1964 unternahm der Landkreis Gemünden einen dritten, letztlich erfolgreichen Versuch, wobei zehnmal umgeplant wurde und der Flussübergang nicht mehr, wie ursprünglich vorgesehen, zwischen Langenprozelten und Hofstetten, sondern in Gemünden errichtet wurde. Zugleich wurde die Saale- und Winterhaltbrücke zwischen Kleingemünden und Marktplatz gebaut.
Bei Baubeginn 1971 waren für alle Bauwerke zusammen 11,8 Millionen D-Mark angesetzt – 15,4 Millionen D-Mark waren es am Ende. Den Betrag teilten sich der Bund (6,84 Millionen), der Freistaat (5,2 Millionen), der Landkreis Main-Spessart (1,7 Millionen), die Stadt Gemünden (1,63 Millionen) und die Gemeinde Wernfeld (48 000).
Brückenfest und Spatenstich
Die Sperrung der Mainbrücke verlangt der Bevölkerung und den Verkehrsteilnehmern nach der Dauerbaustelle in der Gemündener Ortsdurchfahrt weitere Geduld ab. Bis die neue Brücke steht, sollen – beginnend mit der Vollsperrung am Mittwoch, 1. Februar, – 18 Monate vergehen.

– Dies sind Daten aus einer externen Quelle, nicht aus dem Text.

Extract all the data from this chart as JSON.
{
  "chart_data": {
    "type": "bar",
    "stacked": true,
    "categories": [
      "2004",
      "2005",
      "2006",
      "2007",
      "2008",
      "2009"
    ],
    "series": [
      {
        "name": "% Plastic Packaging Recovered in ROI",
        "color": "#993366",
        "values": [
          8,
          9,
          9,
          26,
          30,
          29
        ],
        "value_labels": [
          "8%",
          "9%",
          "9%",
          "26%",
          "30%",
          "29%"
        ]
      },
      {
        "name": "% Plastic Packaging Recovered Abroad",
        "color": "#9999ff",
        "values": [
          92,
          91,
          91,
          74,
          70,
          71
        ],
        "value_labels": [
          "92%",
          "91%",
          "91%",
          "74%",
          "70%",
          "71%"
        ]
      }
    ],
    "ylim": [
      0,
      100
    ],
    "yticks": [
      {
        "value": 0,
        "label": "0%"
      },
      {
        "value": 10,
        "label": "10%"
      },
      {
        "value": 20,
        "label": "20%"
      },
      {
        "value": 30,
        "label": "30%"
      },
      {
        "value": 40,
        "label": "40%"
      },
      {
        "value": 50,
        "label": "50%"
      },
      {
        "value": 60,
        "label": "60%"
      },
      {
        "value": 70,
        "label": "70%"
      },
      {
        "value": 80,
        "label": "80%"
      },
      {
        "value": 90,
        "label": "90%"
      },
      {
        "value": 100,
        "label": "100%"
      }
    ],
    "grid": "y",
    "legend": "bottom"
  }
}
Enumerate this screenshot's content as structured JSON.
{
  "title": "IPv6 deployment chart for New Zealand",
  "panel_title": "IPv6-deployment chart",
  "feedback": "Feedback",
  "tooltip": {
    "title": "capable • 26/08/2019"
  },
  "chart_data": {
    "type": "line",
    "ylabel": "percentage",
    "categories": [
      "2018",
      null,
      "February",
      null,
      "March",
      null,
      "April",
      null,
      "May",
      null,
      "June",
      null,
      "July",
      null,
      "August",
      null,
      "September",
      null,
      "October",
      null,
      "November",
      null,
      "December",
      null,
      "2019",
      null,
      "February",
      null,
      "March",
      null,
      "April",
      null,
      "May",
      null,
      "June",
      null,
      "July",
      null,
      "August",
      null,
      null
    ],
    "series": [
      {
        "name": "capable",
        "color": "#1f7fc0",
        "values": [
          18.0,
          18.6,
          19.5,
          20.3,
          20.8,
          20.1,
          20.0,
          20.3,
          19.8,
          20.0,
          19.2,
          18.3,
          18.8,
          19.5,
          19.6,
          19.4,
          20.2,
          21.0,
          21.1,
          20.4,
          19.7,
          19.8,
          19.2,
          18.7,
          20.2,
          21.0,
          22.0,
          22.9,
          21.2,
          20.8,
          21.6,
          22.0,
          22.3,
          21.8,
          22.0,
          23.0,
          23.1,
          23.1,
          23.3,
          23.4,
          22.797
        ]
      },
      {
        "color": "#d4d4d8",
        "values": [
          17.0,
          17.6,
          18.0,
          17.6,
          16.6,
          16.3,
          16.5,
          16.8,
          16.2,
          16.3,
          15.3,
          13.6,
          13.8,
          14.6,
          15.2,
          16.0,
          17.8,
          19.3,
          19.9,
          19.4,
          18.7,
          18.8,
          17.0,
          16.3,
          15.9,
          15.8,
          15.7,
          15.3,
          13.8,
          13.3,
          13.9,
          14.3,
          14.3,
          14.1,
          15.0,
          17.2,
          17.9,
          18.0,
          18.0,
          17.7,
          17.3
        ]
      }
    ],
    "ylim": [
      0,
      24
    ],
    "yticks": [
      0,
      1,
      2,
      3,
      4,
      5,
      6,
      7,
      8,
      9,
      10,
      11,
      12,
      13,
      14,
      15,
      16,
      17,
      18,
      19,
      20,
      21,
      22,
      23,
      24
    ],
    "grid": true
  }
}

Das Beste aus der misslichen, aber unumgänglichen Situation zu machen, haben sich der Verein „Stadtmarketing Gemünden aktiv“ und die Stadtverwaltung Gemünden vorgenommen. Immerhin könnte eine Freifahrt auf der ab 1. Februar zwischen Hofstetten und Langenprozelten verkehrenden Fähre eine Attraktion für Ausflügler und Touristen werden. Auch der Brückenbau selbst wird zeitweise spektakulär, sodass die Ingenieure sogar mit einem „Baustellentourismus“ rechnen.
Ein Brückenfest wird am Sonntag, 29. Januar, von 11 bis 16 Uhr am Huttenschloss und auf der Brücke gefeiert. Dort gibt es dann auch das erste „Gemünnemer BrückenBlättle“.